Philip Lubin: A space-based array for planetary defense
A solar-powered, modular phased array of lasers designed to heat the surface of possibly threatening objects could provide protection for our planet.
Philip Lubin is a professor of Physics at the University of California, Santa Barbara, whose primary research has been focused on studies of the early universe in the millimeter wavelengths bands. His group has designed, developed and fielded more than two dozen ground-based and balloon-borne missions and helped develop two major cosmology satellites. Among other accomplishments his group first detected the horizon-scale fluctuations in the Cosmic Microwave Background from both their South Pole and balloon-borne systems 20 years ago. Their latest results, along with international teams of ESA and NASA researchers, are from the Planck cosmology mission, which mapped in exquisite detail the structures of the early universe, released in March 2013.

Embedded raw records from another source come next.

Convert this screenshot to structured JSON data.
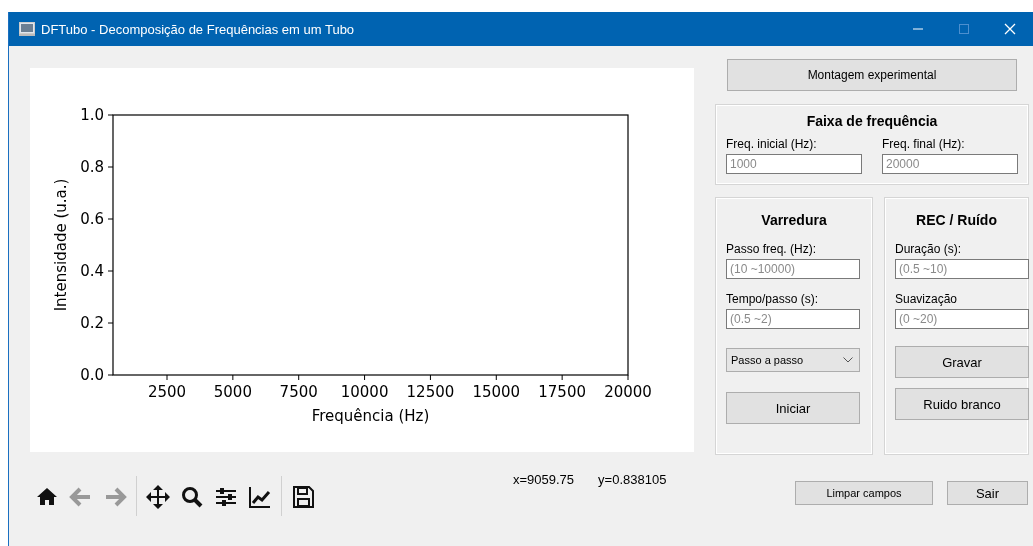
{
  "window": {
    "title": "DFTubo - Decomposição de Frequências em um Tubo",
    "controls": [
      {
        "kind": "minimize",
        "disabled": false
      },
      {
        "kind": "maximize",
        "disabled": true
      },
      {
        "kind": "close",
        "disabled": false
      }
    ]
  },
  "plot": {
    "chart_data": {
      "type": "line",
      "xlabel": "Frequência (Hz)",
      "ylabel": "Intensidade (u.a.)",
      "xlim": [
        450,
        20000
      ],
      "ylim": [
        0,
        1
      ],
      "xticks": [
        2500,
        5000,
        7500,
        10000,
        12500,
        15000,
        17500,
        20000
      ],
      "yticks": [
        {
          "value": 0,
          "label": "0.0"
        },
        {
          "value": 0.2,
          "label": "0.2"
        },
        {
          "value": 0.4,
          "label": "0.4"
        },
        {
          "value": 0.6,
          "label": "0.6"
        },
        {
          "value": 0.8,
          "label": "0.8"
        },
        {
          "value": 1,
          "label": "1.0"
        }
      ]
    }
  },
  "toolbar": {
    "groups": [
      [
        {
          "kind": "home",
          "disabled": false
        },
        {
          "kind": "back",
          "disabled": true
        },
        {
          "kind": "forward",
          "disabled": true
        }
      ],
      [
        {
          "kind": "pan",
          "disabled": false
        },
        {
          "kind": "zoom",
          "disabled": false
        },
        {
          "kind": "configure",
          "disabled": false
        },
        {
          "kind": "axes",
          "disabled": false
        }
      ],
      [
        {
          "kind": "save",
          "disabled": false
        }
      ]
    ],
    "coordinates": [
      "x=9059.75",
      "y=0.838105"
    ]
  },
  "setup_button": "Montagem experimental",
  "frequency_range": {
    "title": "Faixa de frequência",
    "fields": [
      {
        "label": "Freq. inicial (Hz):",
        "placeholder": "1000"
      },
      {
        "label": "Freq. final (Hz):",
        "placeholder": "20000"
      }
    ]
  },
  "sweep": {
    "title": "Varredura",
    "fields": [
      {
        "label": "Passo freq. (Hz):",
        "placeholder": "(10 ~10000)"
      },
      {
        "label": "Tempo/passo (s):",
        "placeholder": "(0.5 ~2)"
      }
    ],
    "mode_dropdown": "Passo a passo",
    "button": "Iniciar"
  },
  "recording": {
    "title": "REC / Ruído",
    "fields": [
      {
        "label": "Duração (s):",
        "placeholder": "(0.5 ~10)"
      },
      {
        "label": "Suavização",
        "placeholder": "(0 ~20)"
      }
    ],
    "buttons": [
      "Gravar",
      "Ruido branco"
    ]
  },
  "footer_buttons": [
    {
      "label": "Limpar campos",
      "kind": "small"
    },
    {
      "label": "Sair",
      "kind": "normal"
    }
  ]
}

Lubin's proposed DE-STAR (Directed Energy Solar Targeting of Asteroid and exploration) system is a modular phased array of lasers to raise the surface spot temperature of an object, allowing direct evaporation of all known substances. The system will heat the surface of an asteroid and eject evaporated material, which would create a large reaction force to alter the asteroid's orbit. With many other potential functions including the cleanup of "space junk," the DE-STAR's modular design allows for incremental development, test, and initial deployment.
Lubin received his PhD in physics from the University of California, Berkeley, in 1980. He is co-recipient of the 2006 Gruber Prize in Cosmology along with the COBE science team for their groundbreaking work in cosmology. He has published more than 200 articles.